EDITORIAL: The end of the landfill as we know it

Written by Tessa Schweigert

Residents must take responsibility for separating waste, recycling

If you’re not in the habit of separating your trash, now’s the time to start.

Why now? The Powell and Clark landfills close to household waste today (Tuesday), bringing the end to landfill operations as we’ve known them for decades.

That means it’s time to rethink trash.

Residents need to consciously think about what they throw away and what can be recycled. So much of what is thrown away doesn’t belong in the landfill. Many materials can be reused, recycled or repurposed.

Our community is blessed to have the expanded Powell Valley Recycling, which accepts cardboard, plastics and paper, and the Habitat for Humanity ReStore, where you can donate household materials such as excess paint, building supplies and furniture.

It may take more time to recycle, but it’s certainly worth the effort. Powell’s household trash now must be hauled to the regional landfill in Cody, so recycling also reduces the amount of fuel and money it will take to process trash.

Though closing to household waste as of today, both the Clark and Powell landfills will remain open for many dry materials.
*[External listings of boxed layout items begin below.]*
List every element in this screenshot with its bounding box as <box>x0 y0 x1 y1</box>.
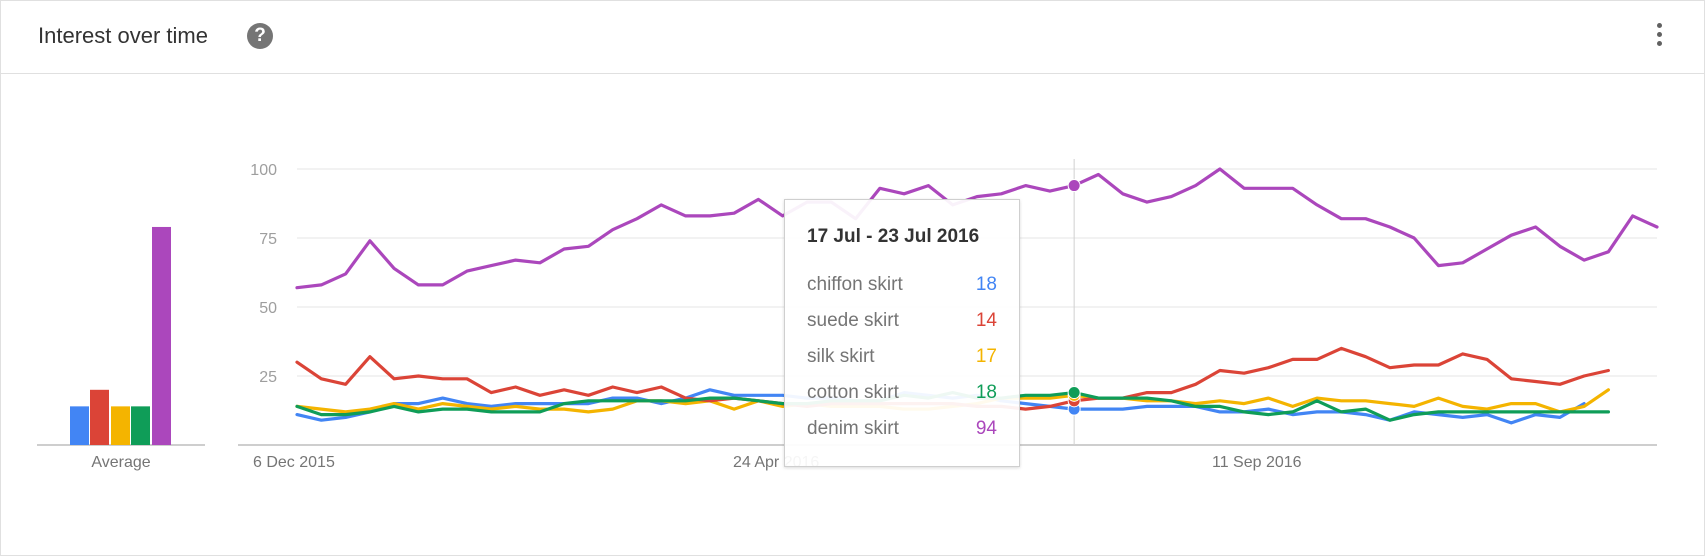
more-vert-icon[interactable] <box>1653 23 1665 51</box>
tooltip-series-label: silk skirt <box>807 346 875 367</box>
tooltip-series-label: denim skirt <box>807 418 899 439</box>
series-line <box>295 167 1659 290</box>
average-bar <box>90 389 109 445</box>
tooltip-row-silk: silk skirt 17 <box>807 346 997 372</box>
tooltip-date: 17 Jul - 23 Jul 2016 <box>807 226 980 247</box>
tooltip-series-value: 17 <box>975 346 997 367</box>
tooltip-series-value: 18 <box>975 382 997 403</box>
tooltip-row-suede: suede skirt 14 <box>807 310 997 336</box>
chart-tooltip: 17 Jul - 23 Jul 2016 chiffon skirt 18 su… <box>784 199 1020 467</box>
tooltip-series-label: chiffon skirt <box>807 274 903 295</box>
x-tick-label: 11 Sep 2016 <box>1212 454 1302 471</box>
hover-point <box>1067 386 1081 400</box>
y-tick-label: 100 <box>250 162 277 179</box>
tooltip-row-cotton: cotton skirt 18 <box>807 382 997 408</box>
average-bar-chart <box>37 226 205 446</box>
average-bar <box>152 226 171 445</box>
question-circle-icon[interactable]: ? <box>247 23 273 49</box>
y-tick-label: 25 <box>259 369 277 386</box>
average-bar <box>70 406 89 445</box>
tooltip-series-value: 94 <box>975 418 997 439</box>
card-header: Interest over time ? <box>1 1 1704 74</box>
tooltip-series-value: 14 <box>975 310 997 331</box>
hover-point <box>1067 179 1081 193</box>
tooltip-row-chiffon: chiffon skirt 18 <box>807 274 997 300</box>
average-bar <box>131 406 150 445</box>
tooltip-series-value: 18 <box>975 274 997 295</box>
average-bar <box>111 406 130 445</box>
y-tick-label: 75 <box>259 231 277 248</box>
average-label: Average <box>91 454 150 471</box>
tooltip-series-label: suede skirt <box>807 310 899 331</box>
y-tick-label: 50 <box>259 300 277 317</box>
tooltip-series-label: cotton skirt <box>807 382 899 403</box>
tooltip-row-denim: denim skirt 94 <box>807 418 997 444</box>
x-tick-label: 6 Dec 2015 <box>253 454 335 471</box>
hover-marker <box>1067 159 1081 445</box>
card-title: Interest over time <box>38 23 208 48</box>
Any garbage containing liquids must end up in the lined regional landfill in Cody.

Beginning today, residents can dispose of bagged waste in separate roll-off bins in Powell or Clark, but the fee is higher. That’s part of why residents must pay attention now to what they’re throwing away.

If you take a load of trash that mixes dry materials — tires, plastic piping, grass, tree branches — with regular household trash, then everything must end up at the Cody landfill. However, if you separate those dry materials, then that load can go in the Powell or Clark landfills.

An easy way to distinguish between acceptable and unacceptable waste: if it could blow away in the wind or attract animals, then it probably is household trash destined for the Cody landfill, said Sandie Morris, county landfill office manager.

A more complete list of what is acceptable and unacceptable is available at the Park County Solid Waste office or online at www.powelltribune.com with Thursday’s landfill story.

It’s important for all residents to follow these new rules for landfills.

“We are trying to keep the Powell and Clark landfills open for as many other resources as possible,” Morris told the Tribune. “Sneaking or hiding your unacceptable trash (municipal solid waste) into the facility only adds to the chances of getting a permit violation and the possibility of losing the landfill completely.”

Many services remain available at the local landfill as usual, and that’s a good thing. But let’s start utilizing our local recycling services more and our landfills less, right now.